A) Did I make a good purchase (e.g. is it a quality knife)?;
B) Anything you think I should know about the type of knife, techniques, cleaning, etc? Until now, I had simply used cutco knives with no interest in anything finer so really I only just learned about different knife types after I made the purchase (I love cooking hence the impulse buy).

Thanks for any insight you can provide.


----------



## rick alan (Nov 15, 2012)

Welcome to Cheftalk hills. It's not anything you typically hear about, at $220 it's probably not a great buy, but could possibly be a decent knife anyway. Why did you pick this knife?

Anyways, you've gone past cutco and got yourself started. You should learn to sharpen on stones, and how to use a knife without slamming into the board or twisting on contact. And you would benefit from a good cutting surface.


----------



## hills (Jan 20, 2019)

Thanks. I got it for $190. I liked that it had steel handle (easier clean) and it's incredibly light and comfortable in the hand. There were a ton of knives, obviously, and I didn't want a wood handle or a plastic handle (worried they may come loose, plus some had ridges I didn't like). 

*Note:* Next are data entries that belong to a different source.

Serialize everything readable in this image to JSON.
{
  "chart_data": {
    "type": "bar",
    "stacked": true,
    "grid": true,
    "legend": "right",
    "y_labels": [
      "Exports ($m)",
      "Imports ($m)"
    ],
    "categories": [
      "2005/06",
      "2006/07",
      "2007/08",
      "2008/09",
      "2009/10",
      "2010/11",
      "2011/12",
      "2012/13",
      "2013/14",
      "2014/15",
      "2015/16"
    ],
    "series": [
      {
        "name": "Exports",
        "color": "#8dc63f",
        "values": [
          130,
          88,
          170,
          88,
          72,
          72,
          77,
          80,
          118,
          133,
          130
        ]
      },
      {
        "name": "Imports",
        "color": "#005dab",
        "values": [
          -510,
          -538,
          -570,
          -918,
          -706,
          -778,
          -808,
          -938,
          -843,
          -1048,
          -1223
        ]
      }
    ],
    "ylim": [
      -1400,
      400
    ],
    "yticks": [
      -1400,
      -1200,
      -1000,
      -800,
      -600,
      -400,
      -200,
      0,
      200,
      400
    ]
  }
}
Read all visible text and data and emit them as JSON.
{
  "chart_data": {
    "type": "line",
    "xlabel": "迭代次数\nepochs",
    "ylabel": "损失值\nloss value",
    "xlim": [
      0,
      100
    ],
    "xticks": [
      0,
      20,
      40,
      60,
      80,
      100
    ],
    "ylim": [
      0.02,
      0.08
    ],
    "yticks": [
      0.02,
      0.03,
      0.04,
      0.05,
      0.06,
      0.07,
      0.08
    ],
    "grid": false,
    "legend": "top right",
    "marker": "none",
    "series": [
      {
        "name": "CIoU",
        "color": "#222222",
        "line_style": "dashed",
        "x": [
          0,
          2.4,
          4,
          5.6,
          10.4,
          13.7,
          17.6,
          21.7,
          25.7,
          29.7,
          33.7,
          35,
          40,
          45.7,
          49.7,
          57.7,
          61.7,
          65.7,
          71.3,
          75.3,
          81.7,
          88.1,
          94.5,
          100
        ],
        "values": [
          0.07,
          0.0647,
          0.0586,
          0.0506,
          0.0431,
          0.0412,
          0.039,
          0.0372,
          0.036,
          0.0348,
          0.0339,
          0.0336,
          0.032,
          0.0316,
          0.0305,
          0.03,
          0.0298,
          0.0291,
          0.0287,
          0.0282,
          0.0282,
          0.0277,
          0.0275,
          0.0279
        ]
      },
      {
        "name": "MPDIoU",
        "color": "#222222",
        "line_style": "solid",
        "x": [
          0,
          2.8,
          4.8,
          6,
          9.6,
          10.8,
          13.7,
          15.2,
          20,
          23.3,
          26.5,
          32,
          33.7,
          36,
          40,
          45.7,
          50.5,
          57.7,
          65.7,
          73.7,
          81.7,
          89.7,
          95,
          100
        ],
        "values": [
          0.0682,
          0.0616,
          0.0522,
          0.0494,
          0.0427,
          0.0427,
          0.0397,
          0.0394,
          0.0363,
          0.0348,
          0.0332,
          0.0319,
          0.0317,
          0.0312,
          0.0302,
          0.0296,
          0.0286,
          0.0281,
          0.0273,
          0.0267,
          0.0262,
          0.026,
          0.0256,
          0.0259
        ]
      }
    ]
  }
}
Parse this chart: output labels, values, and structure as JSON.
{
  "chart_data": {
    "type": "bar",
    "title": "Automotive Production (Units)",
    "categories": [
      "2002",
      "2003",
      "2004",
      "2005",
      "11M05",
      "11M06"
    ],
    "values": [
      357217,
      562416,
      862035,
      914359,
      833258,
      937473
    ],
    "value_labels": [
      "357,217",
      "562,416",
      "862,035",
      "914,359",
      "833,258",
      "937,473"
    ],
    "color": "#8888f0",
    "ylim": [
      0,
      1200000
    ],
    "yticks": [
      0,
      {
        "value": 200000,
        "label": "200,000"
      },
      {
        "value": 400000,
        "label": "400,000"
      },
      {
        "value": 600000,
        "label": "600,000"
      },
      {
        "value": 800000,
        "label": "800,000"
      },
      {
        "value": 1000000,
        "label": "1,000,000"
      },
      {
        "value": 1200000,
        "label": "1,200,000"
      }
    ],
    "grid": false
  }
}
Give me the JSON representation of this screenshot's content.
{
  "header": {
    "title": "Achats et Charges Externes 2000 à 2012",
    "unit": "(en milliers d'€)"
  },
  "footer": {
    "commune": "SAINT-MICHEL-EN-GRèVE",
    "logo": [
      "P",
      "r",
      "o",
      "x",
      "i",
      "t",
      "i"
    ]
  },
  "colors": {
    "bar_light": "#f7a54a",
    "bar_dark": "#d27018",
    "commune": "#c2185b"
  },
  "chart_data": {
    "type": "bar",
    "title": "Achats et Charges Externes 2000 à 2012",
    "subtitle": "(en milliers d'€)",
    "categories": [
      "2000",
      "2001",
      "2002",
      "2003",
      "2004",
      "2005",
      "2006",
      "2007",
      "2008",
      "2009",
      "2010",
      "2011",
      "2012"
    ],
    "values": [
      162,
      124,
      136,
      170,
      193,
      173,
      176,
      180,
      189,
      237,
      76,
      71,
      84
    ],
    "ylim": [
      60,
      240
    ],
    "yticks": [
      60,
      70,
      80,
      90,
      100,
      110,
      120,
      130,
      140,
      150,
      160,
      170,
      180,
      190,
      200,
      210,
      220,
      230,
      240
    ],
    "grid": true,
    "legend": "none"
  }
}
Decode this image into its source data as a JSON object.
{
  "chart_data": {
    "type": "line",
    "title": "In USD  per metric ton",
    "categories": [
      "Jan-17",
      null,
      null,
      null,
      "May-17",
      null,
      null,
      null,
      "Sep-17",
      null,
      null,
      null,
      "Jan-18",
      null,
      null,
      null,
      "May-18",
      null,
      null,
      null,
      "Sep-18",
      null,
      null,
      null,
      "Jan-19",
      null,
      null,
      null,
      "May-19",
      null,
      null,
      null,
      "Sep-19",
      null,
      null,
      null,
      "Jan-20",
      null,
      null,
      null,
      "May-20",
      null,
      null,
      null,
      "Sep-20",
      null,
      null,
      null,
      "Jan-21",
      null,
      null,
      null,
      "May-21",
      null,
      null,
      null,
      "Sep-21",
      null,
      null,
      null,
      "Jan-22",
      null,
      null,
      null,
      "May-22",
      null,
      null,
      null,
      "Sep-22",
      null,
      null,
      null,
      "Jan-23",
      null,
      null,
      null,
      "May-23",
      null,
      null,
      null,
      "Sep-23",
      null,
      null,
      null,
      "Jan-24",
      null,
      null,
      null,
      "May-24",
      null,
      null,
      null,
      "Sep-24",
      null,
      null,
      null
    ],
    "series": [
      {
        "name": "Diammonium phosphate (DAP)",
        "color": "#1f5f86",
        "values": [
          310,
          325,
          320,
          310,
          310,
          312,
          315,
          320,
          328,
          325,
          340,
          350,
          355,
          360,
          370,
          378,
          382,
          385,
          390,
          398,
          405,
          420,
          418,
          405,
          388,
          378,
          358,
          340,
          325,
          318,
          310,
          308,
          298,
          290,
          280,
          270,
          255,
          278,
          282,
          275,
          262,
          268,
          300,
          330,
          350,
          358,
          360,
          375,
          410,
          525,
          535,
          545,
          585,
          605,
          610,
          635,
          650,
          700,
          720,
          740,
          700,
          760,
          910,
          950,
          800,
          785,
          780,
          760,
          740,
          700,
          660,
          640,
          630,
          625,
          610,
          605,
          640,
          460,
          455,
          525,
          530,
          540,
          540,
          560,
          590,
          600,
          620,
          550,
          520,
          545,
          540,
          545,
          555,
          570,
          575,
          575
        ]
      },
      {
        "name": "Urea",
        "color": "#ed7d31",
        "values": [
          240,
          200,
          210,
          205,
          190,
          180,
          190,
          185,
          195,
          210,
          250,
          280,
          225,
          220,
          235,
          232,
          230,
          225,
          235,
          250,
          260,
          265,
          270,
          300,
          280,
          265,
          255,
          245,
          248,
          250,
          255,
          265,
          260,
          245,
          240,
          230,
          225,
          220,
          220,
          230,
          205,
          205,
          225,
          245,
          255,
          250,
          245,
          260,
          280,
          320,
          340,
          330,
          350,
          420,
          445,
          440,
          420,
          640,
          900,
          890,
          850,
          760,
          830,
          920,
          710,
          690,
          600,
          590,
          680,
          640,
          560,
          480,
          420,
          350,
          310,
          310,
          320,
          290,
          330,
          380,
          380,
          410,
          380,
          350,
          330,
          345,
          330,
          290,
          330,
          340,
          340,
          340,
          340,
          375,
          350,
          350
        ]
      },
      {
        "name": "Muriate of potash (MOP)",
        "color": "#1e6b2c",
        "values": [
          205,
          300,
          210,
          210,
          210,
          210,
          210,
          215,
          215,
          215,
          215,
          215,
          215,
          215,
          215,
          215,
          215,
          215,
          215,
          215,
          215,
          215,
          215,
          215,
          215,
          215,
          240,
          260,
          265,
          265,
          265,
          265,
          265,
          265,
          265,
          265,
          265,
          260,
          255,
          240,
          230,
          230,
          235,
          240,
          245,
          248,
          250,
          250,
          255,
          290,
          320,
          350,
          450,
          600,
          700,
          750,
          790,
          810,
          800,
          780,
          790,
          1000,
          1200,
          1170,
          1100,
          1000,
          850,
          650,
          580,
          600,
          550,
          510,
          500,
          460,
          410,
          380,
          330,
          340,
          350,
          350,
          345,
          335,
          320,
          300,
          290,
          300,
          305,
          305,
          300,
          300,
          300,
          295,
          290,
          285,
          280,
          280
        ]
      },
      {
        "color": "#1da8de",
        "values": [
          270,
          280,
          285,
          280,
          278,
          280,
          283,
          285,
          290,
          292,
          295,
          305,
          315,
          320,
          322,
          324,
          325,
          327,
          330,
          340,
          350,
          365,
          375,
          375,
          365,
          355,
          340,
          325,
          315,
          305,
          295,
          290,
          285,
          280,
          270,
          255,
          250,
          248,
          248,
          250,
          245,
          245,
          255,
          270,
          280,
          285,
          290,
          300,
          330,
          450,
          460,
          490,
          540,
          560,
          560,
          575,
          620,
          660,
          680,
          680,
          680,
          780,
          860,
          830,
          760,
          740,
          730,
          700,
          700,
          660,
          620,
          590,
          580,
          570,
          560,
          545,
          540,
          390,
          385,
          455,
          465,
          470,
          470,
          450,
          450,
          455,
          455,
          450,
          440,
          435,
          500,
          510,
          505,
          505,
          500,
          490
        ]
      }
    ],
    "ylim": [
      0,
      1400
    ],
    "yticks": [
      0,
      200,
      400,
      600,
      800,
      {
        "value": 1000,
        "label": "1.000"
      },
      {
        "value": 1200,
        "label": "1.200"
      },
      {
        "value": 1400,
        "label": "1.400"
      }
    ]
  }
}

I'm planning on doing more research on sharpening, cleaning, etc.


----------



## snapshot2020 (Jan 31, 2019)

I don't feel you went wrong it is made with a quality stainless steel blade.
As for sharping your new knife.
I just ordered this set of Kings water sharping stones https://cheftalk.com/threads/sakai-tohji-kitchen-knife-questions.101942/
As i am also just getting into cooking type knives, and am starting to learn the sharping process's there are many really good videos to be found on line that give good advice and just how to use the stones.
Good luck with the new knife and let us know how you like using it.


----------



## snapshot2020 (Jan 31, 2019)

*This is the stone i ordered address above is a mistake.*
*King Japanese Grit 1000/6000 Combination Sharpening Stone KW-65 and King #8000 Nagura *


----------